Equador aprova casamento homoafetivo

A Corte Constitucional do Equador autorizou, por maioria de votos, o registro de matrimônio de pessoas de mesmo sexo. A sentença proferida pela Corte equatoriana, em 12 de junho de 2019, com 5 votos a favor e 4 contra, permitirá a união de Efrain Enrique Soria e Ricardo Javiér Benalcázar.

Segundo antecedentes constantes na própria Sentença, Soria e Benalcázar solicitaram, em abril de 2018, a celebração e formalização de sua união, o que foi negado pelo Registro Civil sob alegação de que o Artigo 67 da Constituição estabelece que “o matrimônio é a união entre homem e mulher”.

Os postulantes entraram com ação de proteção por considerarem que se violou seu direito à igualdade e à não discriminação, o que foi novamente negado. Em razão de recurso interposto por Soria e Benalcázar, a questão foi levada à Suprema Corte para analisar possível contradição entre a Carta Magna e parecer oriundo de consulta feita à Corte Interamericana de Direitos Humanos.

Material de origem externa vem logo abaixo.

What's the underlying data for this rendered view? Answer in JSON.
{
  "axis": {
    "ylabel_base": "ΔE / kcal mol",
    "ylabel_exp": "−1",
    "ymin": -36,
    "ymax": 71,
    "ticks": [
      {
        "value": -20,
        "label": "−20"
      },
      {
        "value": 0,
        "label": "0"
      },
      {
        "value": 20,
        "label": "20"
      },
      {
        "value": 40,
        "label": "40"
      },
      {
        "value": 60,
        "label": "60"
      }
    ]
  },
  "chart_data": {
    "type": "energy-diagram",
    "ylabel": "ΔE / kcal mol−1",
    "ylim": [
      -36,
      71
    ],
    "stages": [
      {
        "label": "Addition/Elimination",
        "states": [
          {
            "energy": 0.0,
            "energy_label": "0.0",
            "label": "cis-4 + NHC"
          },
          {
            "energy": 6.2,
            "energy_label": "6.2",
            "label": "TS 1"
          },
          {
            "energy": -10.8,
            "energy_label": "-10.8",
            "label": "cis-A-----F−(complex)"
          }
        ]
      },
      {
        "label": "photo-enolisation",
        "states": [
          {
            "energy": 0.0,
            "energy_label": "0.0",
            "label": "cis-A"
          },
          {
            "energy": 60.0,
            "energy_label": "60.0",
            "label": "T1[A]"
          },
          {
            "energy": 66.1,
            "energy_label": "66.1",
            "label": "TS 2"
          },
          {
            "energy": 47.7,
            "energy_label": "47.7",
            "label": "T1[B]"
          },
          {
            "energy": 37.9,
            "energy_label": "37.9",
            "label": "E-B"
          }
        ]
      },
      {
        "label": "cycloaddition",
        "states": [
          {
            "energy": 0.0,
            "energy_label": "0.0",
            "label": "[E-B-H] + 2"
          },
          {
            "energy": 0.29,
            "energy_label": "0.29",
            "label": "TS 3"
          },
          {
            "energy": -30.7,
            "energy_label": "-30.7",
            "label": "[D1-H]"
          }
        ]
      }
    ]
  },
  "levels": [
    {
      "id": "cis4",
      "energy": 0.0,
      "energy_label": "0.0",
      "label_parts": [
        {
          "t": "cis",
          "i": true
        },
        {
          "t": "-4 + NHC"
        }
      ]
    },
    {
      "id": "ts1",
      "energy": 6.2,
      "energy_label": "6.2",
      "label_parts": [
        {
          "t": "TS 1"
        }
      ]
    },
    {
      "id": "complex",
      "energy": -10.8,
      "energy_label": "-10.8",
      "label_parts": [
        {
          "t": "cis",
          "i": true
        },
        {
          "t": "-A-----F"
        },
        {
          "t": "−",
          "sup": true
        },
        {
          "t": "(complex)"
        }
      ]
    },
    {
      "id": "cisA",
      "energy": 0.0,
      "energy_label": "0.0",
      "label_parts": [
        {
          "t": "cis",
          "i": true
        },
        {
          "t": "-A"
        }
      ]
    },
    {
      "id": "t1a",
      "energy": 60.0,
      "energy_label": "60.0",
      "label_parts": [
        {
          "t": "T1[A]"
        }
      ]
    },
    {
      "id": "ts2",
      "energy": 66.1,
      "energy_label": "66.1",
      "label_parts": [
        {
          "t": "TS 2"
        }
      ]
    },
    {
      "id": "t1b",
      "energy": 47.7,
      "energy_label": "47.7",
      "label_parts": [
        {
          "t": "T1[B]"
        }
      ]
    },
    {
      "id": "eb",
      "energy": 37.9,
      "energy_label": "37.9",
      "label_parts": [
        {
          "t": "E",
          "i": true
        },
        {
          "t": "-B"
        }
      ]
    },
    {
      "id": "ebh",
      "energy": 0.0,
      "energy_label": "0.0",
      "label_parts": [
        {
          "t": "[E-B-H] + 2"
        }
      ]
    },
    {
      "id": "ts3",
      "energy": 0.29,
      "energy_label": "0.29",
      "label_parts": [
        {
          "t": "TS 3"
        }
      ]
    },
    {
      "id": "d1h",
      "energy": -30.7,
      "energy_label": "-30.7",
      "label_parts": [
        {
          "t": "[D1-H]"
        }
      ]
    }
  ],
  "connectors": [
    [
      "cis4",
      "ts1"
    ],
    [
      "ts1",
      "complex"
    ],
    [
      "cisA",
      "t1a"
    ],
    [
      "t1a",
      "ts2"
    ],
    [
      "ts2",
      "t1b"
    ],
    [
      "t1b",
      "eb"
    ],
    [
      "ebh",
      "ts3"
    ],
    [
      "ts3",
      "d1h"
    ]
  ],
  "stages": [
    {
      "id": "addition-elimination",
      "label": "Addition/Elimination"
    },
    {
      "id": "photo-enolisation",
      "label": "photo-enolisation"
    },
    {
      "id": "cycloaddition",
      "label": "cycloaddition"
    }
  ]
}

Logo da Corte Constitucional do Equador

Os juízes entenderam que: a Convenção Americana de Direitos Humanos se incorpora ao bloco de constitucionalidade do Equador, uma vez que o país é signatário da Convenção;  o Artigo 67 não proíbe a união homoafetiva e portanto não cabe interpretação literal dos seus termos isolados do restante do texto constitucional; não há contradição e, sim, complementaridade entre o ordenamento jurídico interno e o supranacional, pois, ambos garantem direitos.

Segundo matéria do Fórum Econômico Mundial, o Equador é a 27ª nação a permitir o casamento entre pessoas do mesmo sexo e há 68 países onde a relação homoafetiva é ilegal. A decisão da Corte Constitucional equatoriana foi recebida com satisfação pelo Conselho Nacional para a Igualdade Intergeracional que se manifestou no Twitter.

Não obstante a decisão do Judiciário, a questão gerou polêmica na sociedade equatoriana e marchas pró e contra foram realizadas. Buscando apaziguar os ânimos, o presidente Lenín Moreno declarou que respeita a decisão da Justiça e conclamou os cidadãos a colocarem acima de tudo o bem comum e o respeito aos demais.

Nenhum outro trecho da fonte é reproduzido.